Electronic Thesis and Dissertation Repository

Degree

Doctor of Philosophy

Program

Geography

Supervisor

Rachel Bezner Kerr

Abstract

Whilst Ghana has made momentous strides in national food security over the last decade, peasants in the rural north, indeed, those who produce the bulk of the country’s food, are also the hungriest population. This paradox immediately raises profound questions for research in human-environment geography. The purpose of this thesis is to investigate some of these questions, with particular emphasis on why Ghana’s food system is failing precisely those who produce food. The research combines insights from agrarian political economy and political ecology, and is informed by nine months of intensive fieldwork. Three carefully selected case studies uncover the full measure of struggle, suffering and resilience among peasant households in two savanna villages.

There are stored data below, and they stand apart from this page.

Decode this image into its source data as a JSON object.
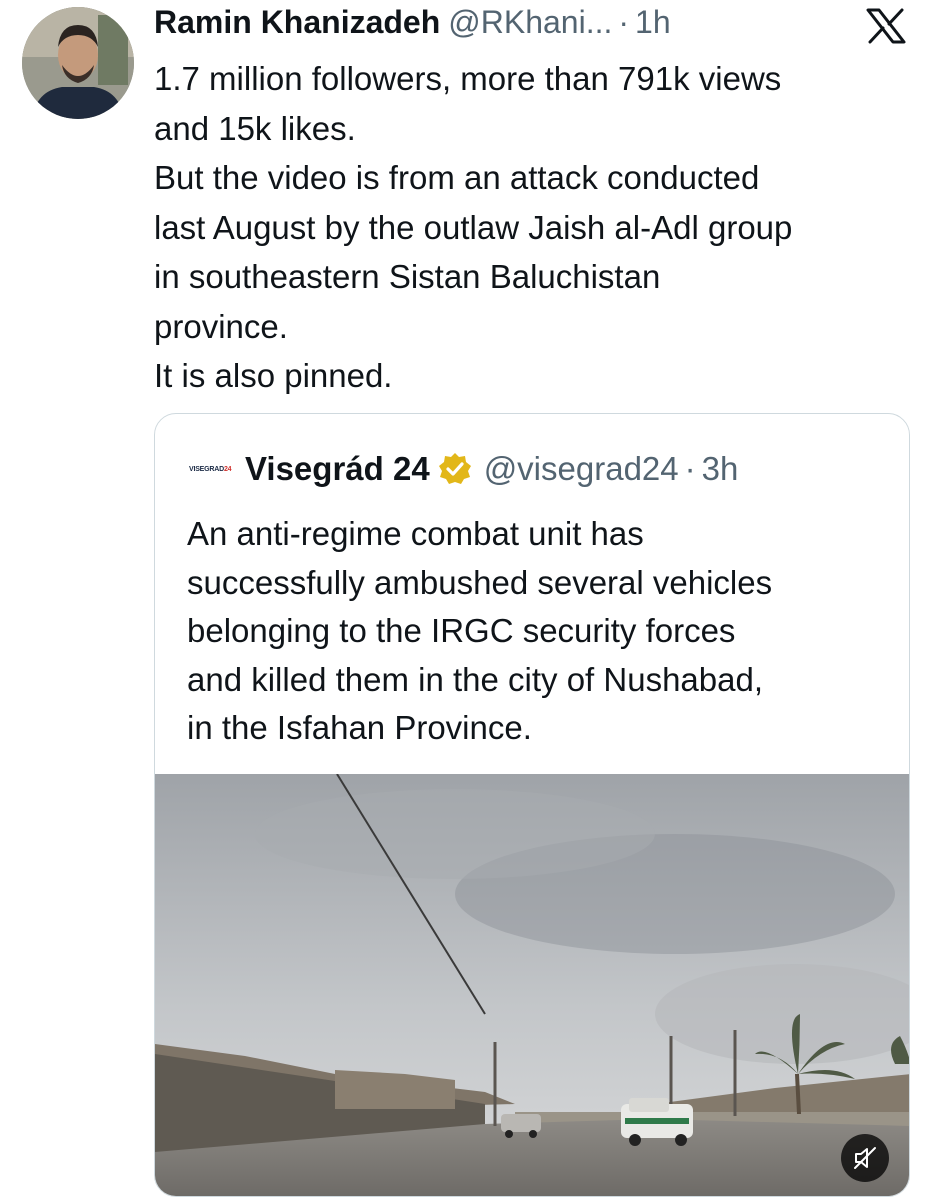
{
  "post": {
    "author_name": "Ramin Khanizadeh",
    "author_handle": "@RKhani...",
    "separator": "·",
    "time": "1h",
    "text": "1.7 million followers, more than 791k views\nand 15k likes.\nBut the video is from an attack conducted\nlast August by the outlaw Jaish al-Adl group\nin southeastern Sistan Baluchistan\nprovince.\nIt is also pinned."
  },
  "platform_icon": "x-logo-icon",
  "quoted_post": {
    "logo_text": "VISEGRAD",
    "logo_suffix": "24",
    "author_name": "Visegrád 24",
    "verified_badge": "gold-check-badge-icon",
    "author_handle": "@visegrad24",
    "separator": "·",
    "time": "3h",
    "text": "An anti-regime combat unit has\nsuccessfully ambushed several vehicles\nbelonging to the IRGC security forces\nand killed them in the city of Nushabad,\nin the Isfahan Province.",
    "media": {
      "type": "video-still",
      "mute_icon": "speaker-muted-icon"
    }
  },
  "colors": {
    "text": "#0f1419",
    "secondary_text": "#536471",
    "card_border": "#cfd9de",
    "badge_gold": "#e2b719"
  }
}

A cross-cutting argument in the case studies is that peasant production systems are able to manage the inherent risks posed by the savanna ecology, and it is rather the induced vulnerability from external factors that undermines food production systems. Among the most far-reaching factors include land-grabbing, the introduction of Green Revolution technologies, and the rise and consolidation of neoliberal development. The study shows how these forces are interwoven, and layered upon gender politics to render women and children more vulnerable to food insecurity. In particular, land-grabbing has resulted in a landless class of peasants, who reproduce themselves through proletariatization in unrewarding sharecrop schemes. Theoretically, the thesis sheds light on how food insecurity is socially and politically produced, but continues to be cast as drought-induced. In the end, a strong case is made for an alternative agriculture that will keep peasants on the land, and feed the hungry population now and into the future.